鑑賞:2023年1月@TOHOシネマズ新宿

魅力のほとんどが役者で成立している作品でした。

東映70周年企画を大友監督と古沢脚本に託して乗り切っています。
2時間半に感じない良作です。ただ、短くできたんじゃないのかと言われてしまうでしょう。信長の変遷を描くには、これでも短くしてあるとは思います。大作に相応しい要件をどう満たすのか苦労されたのではないでしょうか。

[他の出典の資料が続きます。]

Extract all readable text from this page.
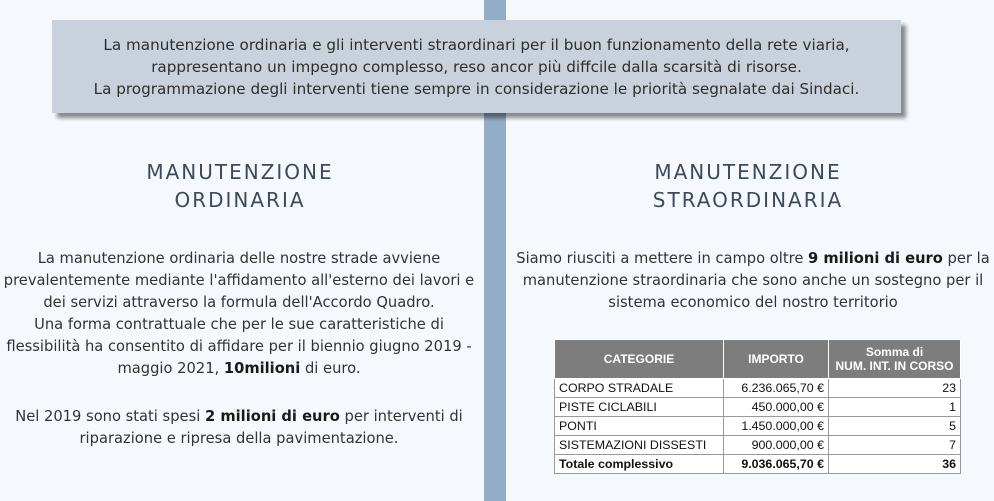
La manutenzione ordinaria e gli interventi straordinari per il buon funzionamento della rete viaria,
rappresentano un impegno complesso, reso ancor più diffcile dalla scarsità di risorse.
La programmazione degli interventi tiene sempre in considerazione le priorità segnalate dai Sindaci.
MANUTENZIONE
ORDINARIA
La manutenzione ordinaria delle nostre strade avviene
prevalentemente mediante l'affidamento all'esterno dei lavori e
dei servizi attraverso la formula dell'Accordo Quadro.
Una forma contrattuale che per le sue caratteristiche di
flessibilità ha consentito di affidare per il biennio giugno 2019 -
maggio 2021, 10milioni di euro.
Nel 2019 sono stati spesi 2 milioni di euro per interventi di
riparazione e ripresa della pavimentazione.
MANUTENZIONE
STRAORDINARIA
Siamo riusciti a mettere in campo oltre 9 milioni di euro per la
manutenzione straordinaria che sono anche un sostegno per il
sistema economico del nostro territorio
CATEGORIE	IMPORTO	Somma di
NUM. INT. IN CORSO
CORPO STRADALE	6.236.065,70 €	23
PISTE CICLABILI	450.000,00 €	1
PONTI	1.450.000,00 €	5
SISTEMAZIONI DISSESTI	900.000,00 €	7
Totale complessivo	9.036.065,70 €	36
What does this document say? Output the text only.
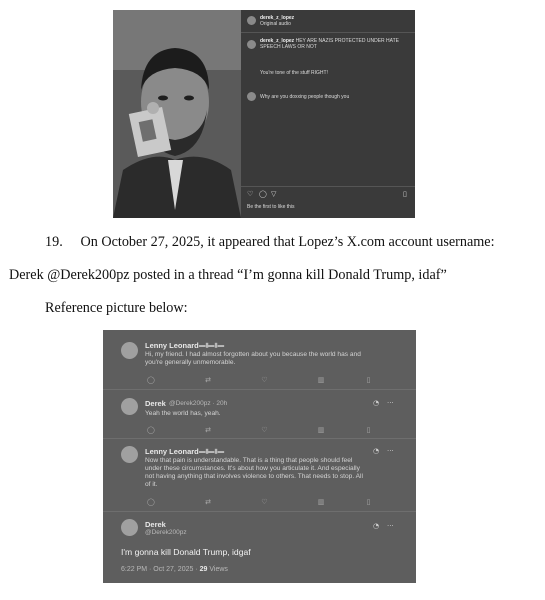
derek_z_lopez
Original audio
derek_z_lopez HEY ARE NAZIS PROTECTED UNDER HATE SPEECH LAWS OR NOT
You're tone of the stuff RIGHT!
Why are you doxxing people though you
♡ ◯ ▽	▯
Be the first to like this
19. On October 27, 2025, it appeared that Lopez’s X.com account username:
Derek @Derek200pz posted in a thread “I’m gonna kill Donald Trump, idaf”
Reference picture below:
Lenny Leonard ▬ ▮▬ ▮ ▬
Hi, my friend. I had almost forgotten about you because the world has and
you're generally unmemorable.
◯	⇄	♡	▥	▯
Derek @Derek200pz · 20h
Yeah the world has, yeah.
◔ ···
◯	⇄	♡	▥	▯
Lenny Leonard ▬ ▮▬ ▮ ▬	◔ ···
Now that pain is understandable. That is a thing that people should feel
under these circumstances. It's about how you articulate it. And especially
not having anything that involves violence to others. That needs to stop. All
of it.
◯	⇄	♡	▥	▯
Derek
@Derek200pz
◔ ···
I'm gonna kill Donald Trump, idgaf
6:22 PM · Oct 27, 2025 · 29 Views
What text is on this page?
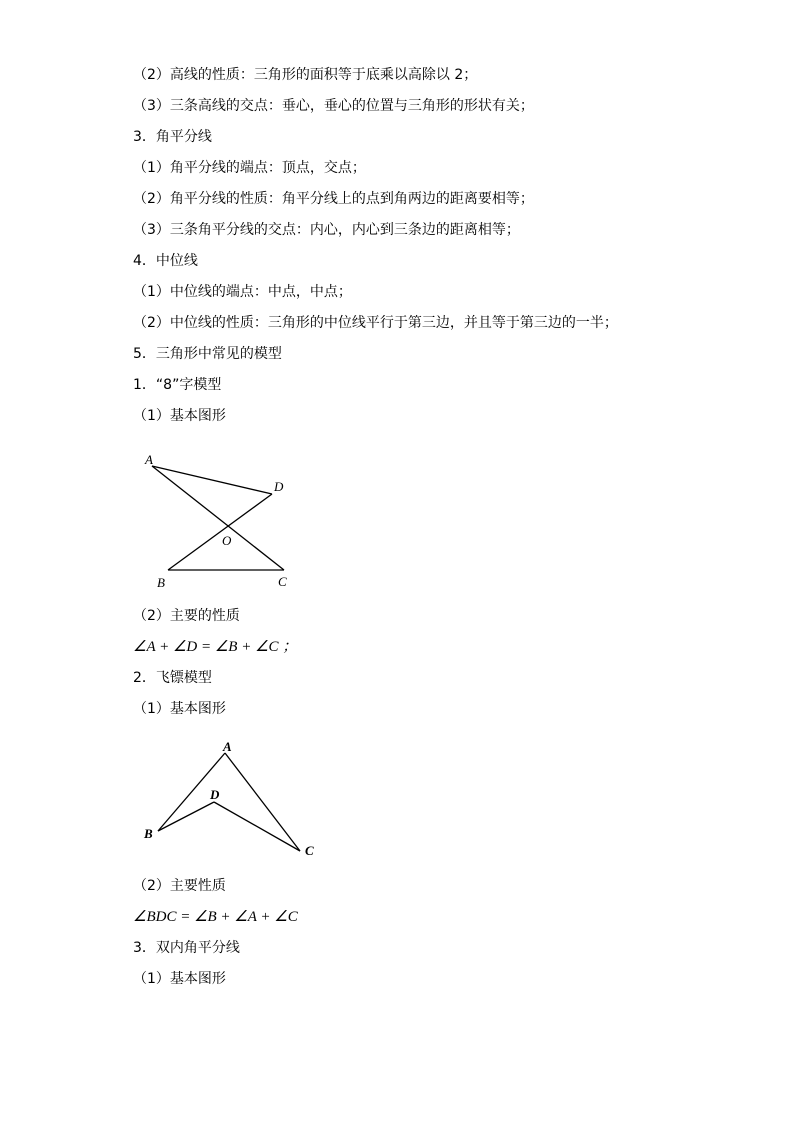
（2）高线的性质：三角形的面积等于底乘以高除以 2；
（3）三条高线的交点：垂心，垂心的位置与三角形的形状有关；
3．角平分线
（1）角平分线的端点：顶点，交点；
（2）角平分线的性质：角平分线上的点到角两边的距离要相等；
（3）三条角平分线的交点：内心，内心到三条边的距离相等；
4．中位线
（1）中位线的端点：中点，中点；
（2）中位线的性质：三角形的中位线平行于第三边，并且等于第三边的一半；
5．三角形中常见的模型
1．“8”字模型
（1）基本图形
A
D
O
B	C
（2）主要的性质
∠A + ∠D = ∠B + ∠C ；
2．飞镖模型
（1）基本图形
A
D
B
C
（2）主要性质
∠BDC = ∠B + ∠A + ∠C
3．双内角平分线
（1）基本图形
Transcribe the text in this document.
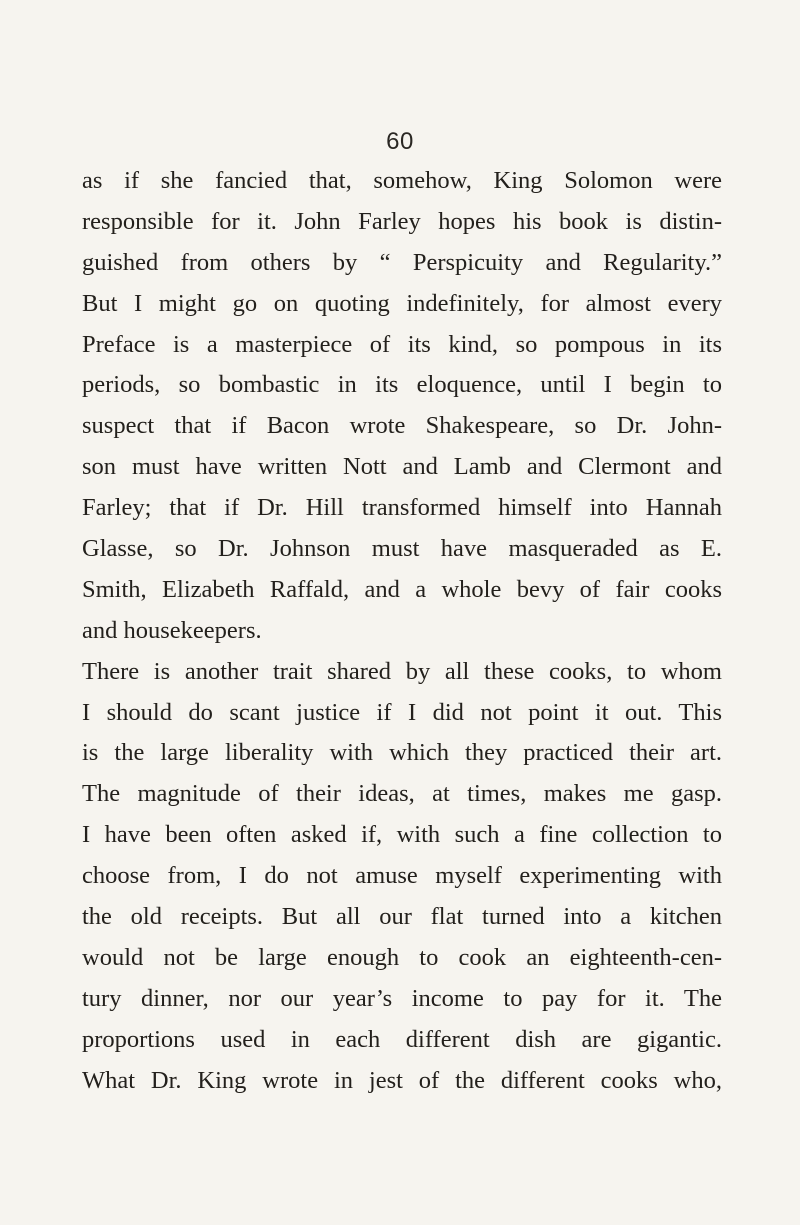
60
as if she fancied that, somehow, King Solomon were
responsible for it. John Farley hopes his book is distin-
guished from others by “ Perspicuity and Regularity.”
But I might go on quoting indefinitely, for almost every
Preface is a masterpiece of its kind, so pompous in its
periods, so bombastic in its eloquence, until I begin to
suspect that if Bacon wrote Shakespeare, so Dr. John-
son must have written Nott and Lamb and Clermont and
Farley; that if Dr. Hill transformed himself into Hannah
Glasse, so Dr. Johnson must have masqueraded as E.
Smith, Elizabeth Raffald, and a whole bevy of fair cooks
and housekeepers.
There is another trait shared by all these cooks, to whom
I should do scant justice if I did not point it out. This
is the large liberality with which they practiced their art.
The magnitude of their ideas, at times, makes me gasp.
I have been often asked if, with such a fine collection to
choose from, I do not amuse myself experimenting with
the old receipts. But all our flat turned into a kitchen
would not be large enough to cook an eighteenth-cen-
tury dinner, nor our year’s income to pay for it. The
proportions used in each different dish are gigantic.
What Dr. King wrote in jest of the different cooks who,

予想以上に夫婦の話がメインで、それを信長でやるのはシンドいというか、だれが企画立てたんだと各所から恨まれそうなお話です。既存の時代劇として見ないで欲しいという思いがあるならば、とても、成功しています。

東映京都撮影所に潤沢な予算を投下するべく企画されたのでしょうか。殺伐としたシーンがぽんぽん出てくるのが東映ぽい。延暦寺の怨念を本能寺で返すあたり、京都らしさを感じます。

ラストの描き方は、まさかファンタジーか?夢オチか?という脚本家の遊びに翻弄されます。共犯になれた感じです。古沢さんが好かれるのは、こういったところなのでしょう。お茶目。

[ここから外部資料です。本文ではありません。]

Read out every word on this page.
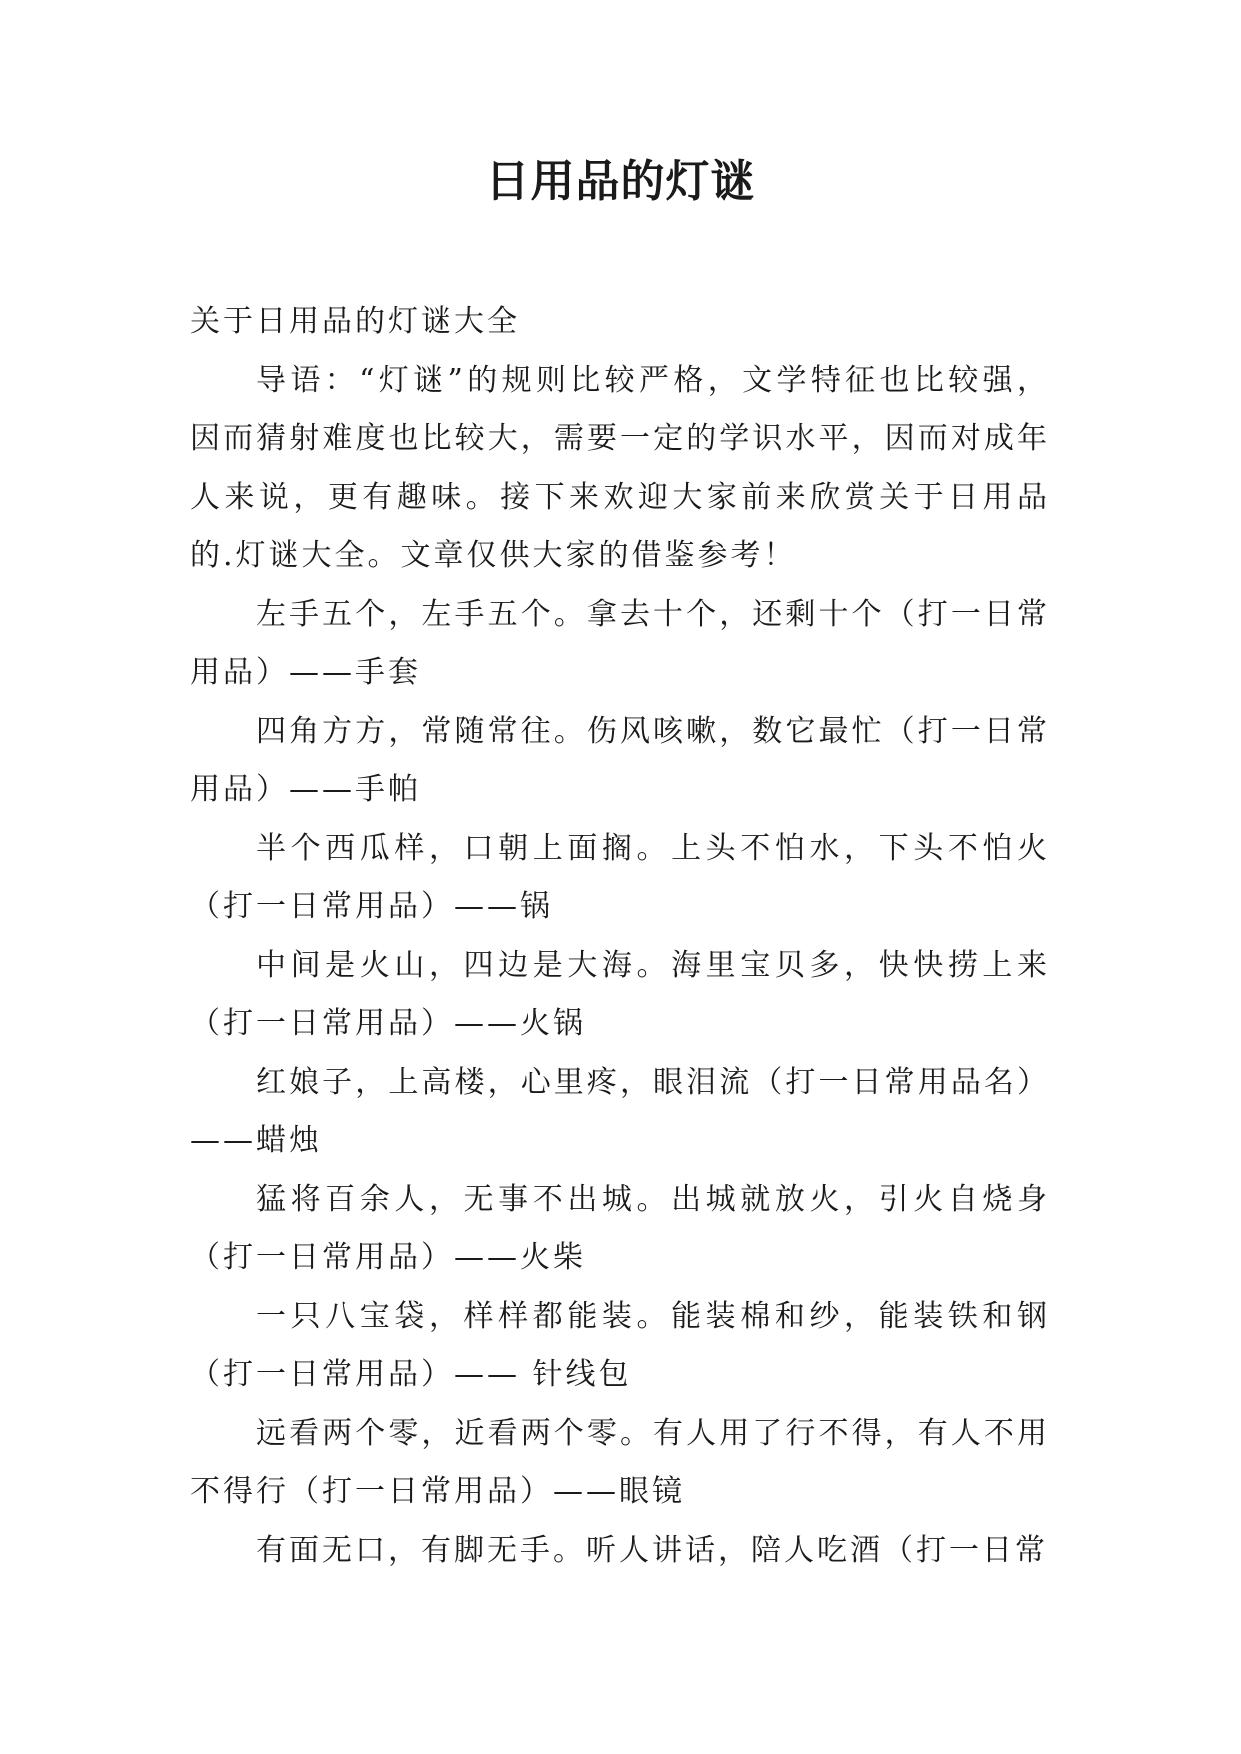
日用品的灯谜

关于日用品的灯谜大全

导语：“灯谜”的规则比较严格，文学特征也比较强，因而猜射难度也比较大，需要一定的学识水平，因而对成年人来说，更有趣味。接下来欢迎大家前来欣赏关于日用品的.灯谜大全。文章仅供大家的借鉴参考！

左手五个，左手五个。拿去十个，还剩十个（打一日常用品）——手套

四角方方，常随常往。伤风咳嗽，数它最忙（打一日常用品）——手帕

半个西瓜样，口朝上面搁。上头不怕水，下头不怕火（打一日常用品）——锅

中间是火山，四边是大海。海里宝贝多，快快捞上来（打一日常用品）——火锅

红娘子，上高楼，心里疼，眼泪流（打一日常用品名）——蜡烛

猛将百余人，无事不出城。出城就放火，引火自烧身（打一日常用品）——火柴

一只八宝袋，样样都能装。能装棉和纱，能装铁和钢（打一日常用品）—— 针线包

远看两个零，近看两个零。有人用了行不得，有人不用不得行（打一日常用品）——眼镜

有面无口，有脚无手。听人讲话，陪人吃酒（打一日常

木村拓哉さん、とても良い歳の重ね方をされていて、トムクルーズを狙っているのかと思わされます。ただ、良くも悪くもいつもの仕草が目立ちました。どうしても本人がレジェンドそのものなので、新境地は望みが薄いかと思いきや、多くの武将を預かるオッサンをやってのけたのは好印象です。どうしても爽やかなんですが、なるべく爽やかさオフにした責任世代を演じるのに成功していると思います。

難しいのが綾瀬はるかさん。めっちゃパフォーマンス良い。アクションさすがです。しかし木村拓哉さんの相手役感が重くのしかかってしまい、持ち味は出させてもらえていないのではないでしょうか。ふさわしい役柄に巡り合うのは簡単なことではないのでしょう。

そして…こんなにおいしい役はなかなかないぞ、というのがキャスト3番手の宮沢氷魚さん。明智小五郎…じゃなかった、明智光秀なので、重要だし3番手もわかるんですけど、あんまり登場しません。おいしいところだけキッチリ出てくるのです。めっちゃ扱いが良い笑。仕草、話し方は印象的で、バッチリなのが、また誰かに恨みを買うのでは笑。

対照的に、メインの夫婦を囲む伊藤英明さんと中谷美紀さんが良いトスを上げるのに扱いが小さい(しょうがないけど)。もうちょっと見たかったです。
同じく信長の脇で支える橋本じゅんさん。おいしさ半分、もっと見たい半分。単純にもっと見たかったです。